Data Structures and Algorithms

(adapted from the Final Report of the Computing Curricula 2001 project,

a joint undertaking of the IEEE-CS and the ACM)

 

            Data structures and algorithms are fundamental to computer science and software engineering. The real-world performance of software is strongly influenced by:

·        the use of algorithms that are appropriate and efficiency across the various layers of implementation.

In addition, the study of data structures and algorithms can provide insight into the intrinsic nature of a problem as well as possible solution techniques for the problem that are independent of programming language, programming paradigm, computer hardware, or any other implementation aspect.

            An important part of computing is the ability to use both data structures algorithms that are appropriate to particular purposes and to apply them, recognizing their strengths and weaknesses, and their suitability in particular contexts.
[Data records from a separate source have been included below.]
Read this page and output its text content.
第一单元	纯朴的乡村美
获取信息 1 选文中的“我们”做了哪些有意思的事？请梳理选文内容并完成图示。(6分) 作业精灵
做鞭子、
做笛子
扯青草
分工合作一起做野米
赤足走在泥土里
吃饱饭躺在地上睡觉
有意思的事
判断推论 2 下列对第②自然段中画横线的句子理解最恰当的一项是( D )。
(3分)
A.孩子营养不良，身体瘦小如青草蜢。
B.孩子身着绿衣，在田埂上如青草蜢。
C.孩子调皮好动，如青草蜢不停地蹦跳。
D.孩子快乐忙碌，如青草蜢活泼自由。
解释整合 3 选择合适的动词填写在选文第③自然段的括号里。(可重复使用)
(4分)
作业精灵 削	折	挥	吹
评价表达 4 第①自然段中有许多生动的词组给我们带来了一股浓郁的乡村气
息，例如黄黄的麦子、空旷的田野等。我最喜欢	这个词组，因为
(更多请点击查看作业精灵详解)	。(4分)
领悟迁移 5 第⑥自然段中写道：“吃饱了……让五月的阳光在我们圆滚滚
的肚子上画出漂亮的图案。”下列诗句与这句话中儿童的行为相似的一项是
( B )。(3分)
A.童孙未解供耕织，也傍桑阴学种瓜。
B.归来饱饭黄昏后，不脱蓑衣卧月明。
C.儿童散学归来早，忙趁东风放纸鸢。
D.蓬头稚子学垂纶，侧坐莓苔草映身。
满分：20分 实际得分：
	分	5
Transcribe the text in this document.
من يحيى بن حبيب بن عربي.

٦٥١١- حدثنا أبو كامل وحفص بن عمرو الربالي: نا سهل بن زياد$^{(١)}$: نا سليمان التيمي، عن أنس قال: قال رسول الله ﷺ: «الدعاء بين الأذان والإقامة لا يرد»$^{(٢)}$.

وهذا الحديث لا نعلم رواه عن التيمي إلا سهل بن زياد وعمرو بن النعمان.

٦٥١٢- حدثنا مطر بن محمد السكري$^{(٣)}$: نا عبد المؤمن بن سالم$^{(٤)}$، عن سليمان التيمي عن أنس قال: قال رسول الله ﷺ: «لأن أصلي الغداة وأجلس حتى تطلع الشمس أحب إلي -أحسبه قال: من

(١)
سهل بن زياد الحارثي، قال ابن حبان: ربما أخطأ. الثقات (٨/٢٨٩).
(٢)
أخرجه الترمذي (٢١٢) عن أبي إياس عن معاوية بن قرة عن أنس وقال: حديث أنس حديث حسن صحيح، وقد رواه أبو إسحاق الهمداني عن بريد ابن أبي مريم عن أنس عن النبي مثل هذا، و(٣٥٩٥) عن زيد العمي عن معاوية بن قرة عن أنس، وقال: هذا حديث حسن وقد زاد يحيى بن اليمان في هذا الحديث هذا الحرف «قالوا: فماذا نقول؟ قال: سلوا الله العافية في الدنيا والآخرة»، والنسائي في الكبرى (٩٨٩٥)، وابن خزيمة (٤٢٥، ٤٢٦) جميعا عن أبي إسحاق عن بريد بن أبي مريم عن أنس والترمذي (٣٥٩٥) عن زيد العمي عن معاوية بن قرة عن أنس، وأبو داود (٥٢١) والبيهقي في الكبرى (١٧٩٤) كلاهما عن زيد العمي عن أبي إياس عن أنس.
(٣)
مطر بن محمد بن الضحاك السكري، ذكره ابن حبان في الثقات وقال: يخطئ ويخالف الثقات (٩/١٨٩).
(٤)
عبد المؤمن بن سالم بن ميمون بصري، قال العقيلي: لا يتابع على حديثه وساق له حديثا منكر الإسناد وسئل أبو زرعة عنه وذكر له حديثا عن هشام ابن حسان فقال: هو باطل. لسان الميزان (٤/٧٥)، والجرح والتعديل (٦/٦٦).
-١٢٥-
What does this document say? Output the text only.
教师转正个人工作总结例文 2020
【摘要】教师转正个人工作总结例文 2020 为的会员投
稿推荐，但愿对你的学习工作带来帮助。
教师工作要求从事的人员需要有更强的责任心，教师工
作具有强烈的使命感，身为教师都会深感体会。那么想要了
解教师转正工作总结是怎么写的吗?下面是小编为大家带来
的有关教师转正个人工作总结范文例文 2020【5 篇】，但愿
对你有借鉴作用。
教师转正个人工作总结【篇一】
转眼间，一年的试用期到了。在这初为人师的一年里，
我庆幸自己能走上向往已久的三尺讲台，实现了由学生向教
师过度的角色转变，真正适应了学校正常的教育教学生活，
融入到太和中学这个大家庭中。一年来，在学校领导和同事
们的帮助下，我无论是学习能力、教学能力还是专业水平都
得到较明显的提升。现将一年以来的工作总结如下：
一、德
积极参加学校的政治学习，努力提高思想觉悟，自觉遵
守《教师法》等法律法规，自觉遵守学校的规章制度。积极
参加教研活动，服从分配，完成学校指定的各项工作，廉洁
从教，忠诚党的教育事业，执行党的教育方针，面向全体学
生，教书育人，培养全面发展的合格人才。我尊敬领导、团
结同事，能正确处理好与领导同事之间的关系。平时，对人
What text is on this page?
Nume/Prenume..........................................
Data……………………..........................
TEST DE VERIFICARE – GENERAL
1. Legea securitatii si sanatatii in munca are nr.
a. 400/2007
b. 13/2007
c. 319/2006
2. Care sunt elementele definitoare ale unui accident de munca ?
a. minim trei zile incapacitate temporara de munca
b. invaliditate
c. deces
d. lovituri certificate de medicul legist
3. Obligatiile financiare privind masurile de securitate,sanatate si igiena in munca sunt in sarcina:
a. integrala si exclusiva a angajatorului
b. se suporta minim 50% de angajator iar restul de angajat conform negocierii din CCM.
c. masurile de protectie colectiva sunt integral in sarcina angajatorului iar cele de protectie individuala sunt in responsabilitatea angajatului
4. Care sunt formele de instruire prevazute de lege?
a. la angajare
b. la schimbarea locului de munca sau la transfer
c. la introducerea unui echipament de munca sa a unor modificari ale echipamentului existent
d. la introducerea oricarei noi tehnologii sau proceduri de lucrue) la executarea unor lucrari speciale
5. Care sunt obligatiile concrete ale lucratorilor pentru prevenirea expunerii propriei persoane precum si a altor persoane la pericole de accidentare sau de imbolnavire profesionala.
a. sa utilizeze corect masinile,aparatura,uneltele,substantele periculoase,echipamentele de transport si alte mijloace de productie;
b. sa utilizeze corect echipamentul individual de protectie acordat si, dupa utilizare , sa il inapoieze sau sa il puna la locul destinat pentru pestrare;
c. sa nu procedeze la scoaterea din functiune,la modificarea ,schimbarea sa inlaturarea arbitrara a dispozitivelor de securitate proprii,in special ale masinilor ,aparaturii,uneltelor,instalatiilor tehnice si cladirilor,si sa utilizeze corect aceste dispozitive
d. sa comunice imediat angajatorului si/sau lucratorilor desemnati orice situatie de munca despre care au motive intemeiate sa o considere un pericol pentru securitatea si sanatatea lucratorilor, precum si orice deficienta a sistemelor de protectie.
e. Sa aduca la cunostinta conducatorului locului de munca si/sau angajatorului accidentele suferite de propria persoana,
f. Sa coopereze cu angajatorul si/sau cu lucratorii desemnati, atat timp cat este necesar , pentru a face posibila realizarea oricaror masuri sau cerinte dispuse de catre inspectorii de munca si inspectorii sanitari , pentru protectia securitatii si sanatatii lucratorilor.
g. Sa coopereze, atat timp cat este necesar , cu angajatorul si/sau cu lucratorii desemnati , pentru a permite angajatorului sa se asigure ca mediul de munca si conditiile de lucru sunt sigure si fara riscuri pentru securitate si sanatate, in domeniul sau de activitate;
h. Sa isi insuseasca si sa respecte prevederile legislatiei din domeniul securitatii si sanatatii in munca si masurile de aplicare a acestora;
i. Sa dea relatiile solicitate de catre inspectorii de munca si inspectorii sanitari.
Efficiency is a pervasive theme throughout this area.

 

 

Topics:

  1. Binary search trees
  2. Representations of graphs (adjacency list, adjacency matrix)
  3. Depth- and breadth-first traversals
  4. Shortest-path algorithms (Dijkstra’s and Floyd’s algorithms)
  5. Transitive closure (Floyd’s algorithm)
  6. Minimum spanning tree (Prim’s and Kruskal’s algorithms)
  7. Topological sort
  8. Hash tables, including collision-avoidance strategies
  9. Asymptotic analysis of upper and average complexity bounds
  10. Identifying differences among best, average, and worst case behaviors
  11. Big O
  12. Standard complexity classes
  13. O(N log N) sorting algorithms (Quicksort, heapsort, mergesort)
  14. Brute-force algorithms
  15. Greedy algorithms
  16. Divide-and-conquer
  17. Backtracking
  18. Branch-and-bound
  19. Heuristics
  20. Pattern matching and string/text algorithms

 

Learning objectives:

1.      Solve problems involving binary search trees, especially preorder, inorder, and postorder traversals; heaps, and balanced binary search trees.

2.      Solve problems using the fundamental graph algorithms, including depth-first and breadth-first search, single-source and all-pairs shortest paths, transitive closure, topological sort, and at least one minimum spanning tree algorithm.

3.      Implement the most common quadratic and O(N log N) sorting algorithms.

4.      Design and implement an appropriate hashing function for an application.

5.      Design and implement a collision-resolution algorithm for a hash table.

6.      Choose the appropriate data structure for modeling a given problem.

7.      Explain the use of big O notation to describe the amount of work done by an algorithm.

8.      Use big O to determine the time and space complexity of simple algorithms.

9.      Discuss the computational efficiency of the principal algorithms for sorting, searching, and hashing.

10.  Deduce recurrence relations that describe the time complexity of recursively defined algorithms.